An Alpha’s light sparked in his eyes.

“We are the Werewolves of Creemore. This is our land. Our lives. We will stand for what we have. We will protect what we own. We will handle each threat delivered to us with the same speed and ruthlessness—be it from the Fae or some asshole from the Council who wants to squeeze us for some more tithes.”

His flare carried across the field and painted each one of their faces with his own tint of Trowbridge blue.

A girl moaned.

Then he said simply, “Now go home to your families.”

With that, they left the field. Quietly. Hats were pulled from back pockets and replaced on bowed heads. Arms were crossed against the fall chill. They left, not really looking like a feral pack of wolves, but more like a group of everyday people who’d suddenly seen their world picked up, shaken, and put back down again—the townsfolk streaming out of the high school following the big vote; the church group heading to their cars after a service that had shaken them to their core.

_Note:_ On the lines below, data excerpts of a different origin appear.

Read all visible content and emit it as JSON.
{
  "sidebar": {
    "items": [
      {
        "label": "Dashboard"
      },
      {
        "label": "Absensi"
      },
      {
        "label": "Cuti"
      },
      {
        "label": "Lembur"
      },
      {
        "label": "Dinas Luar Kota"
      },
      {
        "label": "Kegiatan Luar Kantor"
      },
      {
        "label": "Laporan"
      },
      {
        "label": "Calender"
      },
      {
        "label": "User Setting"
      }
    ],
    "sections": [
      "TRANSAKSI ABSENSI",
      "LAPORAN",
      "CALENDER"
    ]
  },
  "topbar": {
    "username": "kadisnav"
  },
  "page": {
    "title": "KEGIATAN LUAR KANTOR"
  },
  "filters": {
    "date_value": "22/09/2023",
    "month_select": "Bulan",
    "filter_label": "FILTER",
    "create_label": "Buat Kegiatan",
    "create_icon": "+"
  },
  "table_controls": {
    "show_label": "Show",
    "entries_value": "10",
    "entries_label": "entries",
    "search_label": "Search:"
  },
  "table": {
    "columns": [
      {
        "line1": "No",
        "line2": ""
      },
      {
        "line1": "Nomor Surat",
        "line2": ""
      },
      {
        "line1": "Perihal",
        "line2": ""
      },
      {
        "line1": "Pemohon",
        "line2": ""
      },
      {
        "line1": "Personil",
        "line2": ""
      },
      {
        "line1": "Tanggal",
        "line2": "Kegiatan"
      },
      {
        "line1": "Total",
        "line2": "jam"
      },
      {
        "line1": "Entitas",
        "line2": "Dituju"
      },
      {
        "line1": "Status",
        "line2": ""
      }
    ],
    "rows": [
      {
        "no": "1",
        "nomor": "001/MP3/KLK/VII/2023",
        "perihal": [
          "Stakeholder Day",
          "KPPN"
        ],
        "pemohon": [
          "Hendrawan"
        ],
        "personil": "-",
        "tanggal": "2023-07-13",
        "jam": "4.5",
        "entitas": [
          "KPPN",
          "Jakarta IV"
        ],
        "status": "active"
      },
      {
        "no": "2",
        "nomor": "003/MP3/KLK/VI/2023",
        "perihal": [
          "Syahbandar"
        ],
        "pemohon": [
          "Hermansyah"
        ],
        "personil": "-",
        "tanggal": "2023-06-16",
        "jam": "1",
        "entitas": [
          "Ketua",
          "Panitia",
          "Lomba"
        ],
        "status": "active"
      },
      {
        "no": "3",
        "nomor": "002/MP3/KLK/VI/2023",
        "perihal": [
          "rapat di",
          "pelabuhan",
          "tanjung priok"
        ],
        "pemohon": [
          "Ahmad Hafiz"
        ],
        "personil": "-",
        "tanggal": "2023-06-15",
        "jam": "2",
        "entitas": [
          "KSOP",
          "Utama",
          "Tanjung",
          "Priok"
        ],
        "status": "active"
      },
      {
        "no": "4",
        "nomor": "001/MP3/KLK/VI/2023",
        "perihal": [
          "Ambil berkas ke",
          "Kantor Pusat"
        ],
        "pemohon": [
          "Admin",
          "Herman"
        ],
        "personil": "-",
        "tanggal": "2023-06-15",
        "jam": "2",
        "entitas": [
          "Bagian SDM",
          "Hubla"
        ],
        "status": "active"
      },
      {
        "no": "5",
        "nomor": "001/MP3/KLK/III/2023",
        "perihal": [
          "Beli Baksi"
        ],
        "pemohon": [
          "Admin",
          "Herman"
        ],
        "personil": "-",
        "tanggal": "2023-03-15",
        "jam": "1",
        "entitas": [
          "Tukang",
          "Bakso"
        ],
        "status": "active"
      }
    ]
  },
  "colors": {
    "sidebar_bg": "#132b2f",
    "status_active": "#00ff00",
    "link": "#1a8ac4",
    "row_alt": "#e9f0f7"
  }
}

Harry touched Cordelia’s arm, and she smacked Biggs’s shoulder.

They left, too.

And still I held the damn gates.

“Tink, let it go,” Trowbridge said softly.

“I will in a second.”

“He’s not coming through,” he said. “You need to close the gates.”

“You took a long time to come through the other side. I watched and I watched and then just when I thought you hadn’t made it, Cordelia said that I had to wait a little longer—”

“I’m sorry I took so long, sweetheart.” His scent touched me, tentatively.

“What if Mad-one didn’t place the Old Mage’s soul in our tree and Lexi’s lost in a hook-back?”

“There’s no way of knowing that until I bring you to Daniel’s Rock.”

“What if the Black Mage gets him when he crosses into Merenwyn?”

“Then we’ll rescue him.”

I tore my gaze from the hobbit window to look at my mate. “How can you have so much faith? I went to Threall thinking that I could solve things, and I only made it worse.”

“You didn’t make it worse. You just made it different.”

“Why would you rescue the man who ordered your back flayed?”

“Because he’s part of you.” His gaze locked on mine. There was no shield, no mask. “And you are part of me. I’m not letting anything come between us again.”